I Ate Bugs And Here’s What Happened

ANTON GLAMB PHOTO

ANTON GLAMB PHOTO

BY ANTON GLAMB

For quite some time, I’ve been hearing that consuming insects can be a good source of protein. Globally, this is nothing new, as it is estimated that 80 percent of the world’s population intentionally eats insects, while 100 percent of the global population eats insects unintentionally.

Until this past week, I have tried savory dried crickets and scorpions, as well as chocolate-covered ants — you know, the kind of thing that’s packaged as a gimmicky item at a gift shop. But there are some interesting things to consider about eating bugs: One, a 2015 study conducted by Oxford University researchers found that insects are packed with more nutritional value per pound than beef or fish. In addition, because insects are so biologically different than humans, some believe that the viability of a disease jumping from farmed insects is extremely low — which cannot be said for beef (E. coli), chicken (Salmonella) nor pork (Trichinosis).

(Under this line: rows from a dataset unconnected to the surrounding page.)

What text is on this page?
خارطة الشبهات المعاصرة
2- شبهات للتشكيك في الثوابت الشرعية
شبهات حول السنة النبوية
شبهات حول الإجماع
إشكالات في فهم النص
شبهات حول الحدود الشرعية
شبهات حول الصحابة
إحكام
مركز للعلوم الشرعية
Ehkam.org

Despite the rational benefits of eating insects, bugs are generally considered gross in our culture. But last week, I thought I’d give it a try. I decided to start with silkworm pupae since I had seen chrysalis on the menu a while ago at Café Duck Butt. My friend nabbed a can of the silkworms from her grandfather’s house, and I found a recipe for how to marinate and roast them in the oven. The description sounded amazing, like a crunchy snack with a light nutty flavor that was like a mix of flavorful mushrooms, chestnuts and roasted soybeans. My mouth was watering thinking about it, and I could hardly wait for it to be the hit of the next potluck.

Unfortunately, as soon as the can was opened, I was hit with a musky aroma. I imagine what I was experiencing must be similar to the way people who don’t eat meat are repulsed by the smell of it. Just as lamb, fish, shrimp, pork, beef and chicken all have a unique smell, these pupae had a strong one, and I didn’t like it.

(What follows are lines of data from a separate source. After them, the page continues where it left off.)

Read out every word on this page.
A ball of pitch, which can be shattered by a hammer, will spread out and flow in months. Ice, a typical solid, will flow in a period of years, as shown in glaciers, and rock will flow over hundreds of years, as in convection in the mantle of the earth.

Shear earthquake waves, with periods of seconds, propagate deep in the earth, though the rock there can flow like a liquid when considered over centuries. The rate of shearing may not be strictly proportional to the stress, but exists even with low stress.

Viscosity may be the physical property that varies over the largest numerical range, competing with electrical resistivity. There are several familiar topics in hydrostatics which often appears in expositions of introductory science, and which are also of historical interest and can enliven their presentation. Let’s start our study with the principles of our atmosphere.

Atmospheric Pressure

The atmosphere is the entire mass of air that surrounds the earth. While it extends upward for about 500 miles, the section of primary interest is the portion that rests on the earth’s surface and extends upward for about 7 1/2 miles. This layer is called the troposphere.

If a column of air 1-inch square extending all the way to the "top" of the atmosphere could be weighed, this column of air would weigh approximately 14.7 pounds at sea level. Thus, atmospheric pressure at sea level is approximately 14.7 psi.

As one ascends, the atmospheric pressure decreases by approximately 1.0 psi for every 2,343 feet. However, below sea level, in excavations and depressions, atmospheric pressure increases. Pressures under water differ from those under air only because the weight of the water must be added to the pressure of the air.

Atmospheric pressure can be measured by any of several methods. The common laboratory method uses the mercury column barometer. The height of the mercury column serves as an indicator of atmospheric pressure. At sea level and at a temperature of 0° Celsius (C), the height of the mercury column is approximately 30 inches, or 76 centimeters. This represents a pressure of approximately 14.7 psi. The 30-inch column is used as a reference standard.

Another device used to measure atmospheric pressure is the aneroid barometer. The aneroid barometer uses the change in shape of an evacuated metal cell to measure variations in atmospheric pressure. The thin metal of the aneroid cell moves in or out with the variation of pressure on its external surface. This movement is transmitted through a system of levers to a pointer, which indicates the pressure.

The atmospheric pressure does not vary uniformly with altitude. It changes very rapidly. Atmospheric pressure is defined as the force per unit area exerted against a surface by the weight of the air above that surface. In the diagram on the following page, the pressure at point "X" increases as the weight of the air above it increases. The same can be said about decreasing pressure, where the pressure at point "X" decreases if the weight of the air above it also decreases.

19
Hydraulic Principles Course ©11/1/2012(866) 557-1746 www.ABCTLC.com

The recipe said that soaking and rinsing the larva several times would get rid of the unpleasant canning taste, but I think that this is just the way that they smell, kind of like mothballs in the distance. I marinated them in a mix of sriracha, soy and sesame oil and tried one. I’d hoped that roasting them would bring out the hidden goodness in these critters, but the taste was just as bad as the smell. When it burst in my mouth, I felt some liquid but there was also an odd dry texture like rolled-up butterfly wings.

The smell filled my entire apartment, and it took a few hours for it to clear. That night, I had nightmares about being surrounded by bugs and imagined them crawling in and out of my mouth and nose, coupled with flashbacks of the scent of roasting pupae. I figure they’re an acquired taste and am willing to give them another try, but I definitely need a breather before I give bugs another bite.